I wish disease were the only problem posed to birds by bird feeding. I just learned about a horrible feeder design being sold by a company called “Heritage Farms” as the “Audubon Seeds 'n More Metal Hopper Bird Feeder Model 7452R”. The way it’s designed, birds insert their heads into it to get a seed, and one person I know of went out to fill hers and found a chickadee, already dead, whose head had been entrapped. On Amazon, the item includes two comments from others regarding this, one who came upon a dead sparrow entrapped this way, and one who found an unidentified bird entrapped but still alive, and wrote that her husband had to get his metal cutter and cut between the openings—he saved the bird in time. Audubon’s name on the product implies that it endorses it. I hope they pressure the company to not only take their name off it but to get the product off store shelves and Amazon immediately.
I bought some wonderful window tray feeders from Wild Birds Unlimited some time around 2000 or 2001. I’ve loved these for a long time, in part because the removable, washable bottom is screened, so rainwater drains well. But twice this spring when I was watching my female Red-bellied Woodpecker in that feeder, I saw that one of her claws was momentarily stuck in the screening. She quickly extricated it by herself, but it put up a little red flag in my mind.
Then last week I got an email from a reader in Sacramento, California, about a much more tragic occurrence at a feeder with what looks like the exact same kind of screened floor, this one a roofed platform feeder from Duncraft. She discovered a male goldfinch that had gotten a claw stuck in the screening and, by the time she found it, was dead.
In the past, I used to recommend people provide suet in mesh onion bags, and Nyjer seed used to be sold in mesh bag feeders, too. In both cases I’ve heard from people who found birds such as nuthatches and finches entangled and dead, so I no longer recommend using any kind of soft mesh where birds can find it.

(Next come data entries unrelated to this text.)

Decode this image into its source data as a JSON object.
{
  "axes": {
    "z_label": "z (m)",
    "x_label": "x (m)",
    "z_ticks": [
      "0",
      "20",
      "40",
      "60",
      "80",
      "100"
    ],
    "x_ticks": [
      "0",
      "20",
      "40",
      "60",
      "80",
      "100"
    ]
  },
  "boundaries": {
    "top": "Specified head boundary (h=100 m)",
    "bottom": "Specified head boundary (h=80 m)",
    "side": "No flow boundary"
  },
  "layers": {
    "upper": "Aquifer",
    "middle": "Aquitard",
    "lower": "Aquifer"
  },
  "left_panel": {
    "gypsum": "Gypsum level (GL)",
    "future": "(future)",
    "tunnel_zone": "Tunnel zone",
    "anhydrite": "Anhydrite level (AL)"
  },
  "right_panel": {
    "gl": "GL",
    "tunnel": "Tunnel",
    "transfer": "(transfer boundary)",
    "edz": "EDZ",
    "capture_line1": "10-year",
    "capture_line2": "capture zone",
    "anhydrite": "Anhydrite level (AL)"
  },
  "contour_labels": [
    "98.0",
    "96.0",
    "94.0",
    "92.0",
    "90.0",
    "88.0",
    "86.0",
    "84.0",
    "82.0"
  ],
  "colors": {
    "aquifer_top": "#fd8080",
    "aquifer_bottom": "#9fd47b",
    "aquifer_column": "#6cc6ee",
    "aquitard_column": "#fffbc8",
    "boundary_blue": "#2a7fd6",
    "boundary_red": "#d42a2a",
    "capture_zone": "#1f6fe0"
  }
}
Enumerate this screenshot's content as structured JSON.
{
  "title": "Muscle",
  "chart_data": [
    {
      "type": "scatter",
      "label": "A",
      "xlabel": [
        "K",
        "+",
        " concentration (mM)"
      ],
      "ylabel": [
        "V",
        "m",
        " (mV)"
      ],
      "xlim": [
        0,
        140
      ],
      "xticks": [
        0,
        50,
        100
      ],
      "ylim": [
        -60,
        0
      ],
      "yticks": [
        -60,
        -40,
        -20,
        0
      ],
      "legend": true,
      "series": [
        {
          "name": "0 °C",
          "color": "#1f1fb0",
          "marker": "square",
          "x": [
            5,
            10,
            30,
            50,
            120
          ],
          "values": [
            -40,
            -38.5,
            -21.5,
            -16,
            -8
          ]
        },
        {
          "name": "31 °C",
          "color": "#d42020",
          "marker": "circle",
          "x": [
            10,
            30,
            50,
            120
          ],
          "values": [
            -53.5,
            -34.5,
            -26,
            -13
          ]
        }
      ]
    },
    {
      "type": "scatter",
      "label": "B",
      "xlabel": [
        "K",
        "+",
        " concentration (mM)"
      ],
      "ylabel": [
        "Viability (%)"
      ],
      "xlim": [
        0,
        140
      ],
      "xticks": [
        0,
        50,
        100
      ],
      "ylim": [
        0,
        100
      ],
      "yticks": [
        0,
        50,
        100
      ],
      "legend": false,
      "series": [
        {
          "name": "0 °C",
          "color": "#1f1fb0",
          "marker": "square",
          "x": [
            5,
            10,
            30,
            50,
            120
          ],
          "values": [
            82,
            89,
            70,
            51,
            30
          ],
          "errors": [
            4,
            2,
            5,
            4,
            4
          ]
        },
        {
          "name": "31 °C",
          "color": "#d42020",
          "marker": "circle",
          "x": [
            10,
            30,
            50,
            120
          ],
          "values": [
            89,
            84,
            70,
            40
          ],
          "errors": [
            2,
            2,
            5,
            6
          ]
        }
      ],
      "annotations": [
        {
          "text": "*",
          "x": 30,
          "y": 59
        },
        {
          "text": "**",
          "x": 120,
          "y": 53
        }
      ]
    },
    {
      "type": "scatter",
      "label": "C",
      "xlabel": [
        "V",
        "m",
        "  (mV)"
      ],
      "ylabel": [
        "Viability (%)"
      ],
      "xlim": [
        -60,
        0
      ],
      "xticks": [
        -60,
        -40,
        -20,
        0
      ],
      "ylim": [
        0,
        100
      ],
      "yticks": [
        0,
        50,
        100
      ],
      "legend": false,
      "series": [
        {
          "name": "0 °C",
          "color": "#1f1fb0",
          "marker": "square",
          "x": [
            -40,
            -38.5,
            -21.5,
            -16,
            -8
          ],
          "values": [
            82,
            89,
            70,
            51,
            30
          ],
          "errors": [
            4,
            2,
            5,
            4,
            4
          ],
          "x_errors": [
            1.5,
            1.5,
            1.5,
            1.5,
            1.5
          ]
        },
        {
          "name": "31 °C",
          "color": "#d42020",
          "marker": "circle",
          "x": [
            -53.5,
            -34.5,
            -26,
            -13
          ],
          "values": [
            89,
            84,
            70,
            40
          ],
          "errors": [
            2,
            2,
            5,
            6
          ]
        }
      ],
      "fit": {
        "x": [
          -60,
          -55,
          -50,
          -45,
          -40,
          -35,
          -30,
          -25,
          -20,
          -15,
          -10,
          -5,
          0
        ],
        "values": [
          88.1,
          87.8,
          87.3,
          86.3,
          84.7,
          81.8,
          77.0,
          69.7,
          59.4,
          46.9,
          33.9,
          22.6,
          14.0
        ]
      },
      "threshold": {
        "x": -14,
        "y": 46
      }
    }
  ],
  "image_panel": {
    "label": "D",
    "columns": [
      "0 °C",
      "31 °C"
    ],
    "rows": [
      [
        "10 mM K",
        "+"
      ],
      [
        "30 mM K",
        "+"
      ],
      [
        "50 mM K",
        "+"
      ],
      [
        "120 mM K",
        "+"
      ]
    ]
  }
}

But screened feeder bottoms? As I noted, I’ve been using my own feeders with what I’m pretty sure is exactly the same screened bottom for almost two decades without any problems except that one case this year, and these screened bottoms really do help keep seed dry. Fortunately, my Sacramento reader is much cleverer than I and immediately came up with a solution—she lined the bottom of that feeder with parchment paper! That’s what I’m doing from now on, too. It needs to be weighted or folded around the edges so it can't blow away, and obviously has to be changed occasionally.
Screened feeder bottoms may not represent a statistically significant hazard, but just one preventable bird loss of one of my birds is one too many.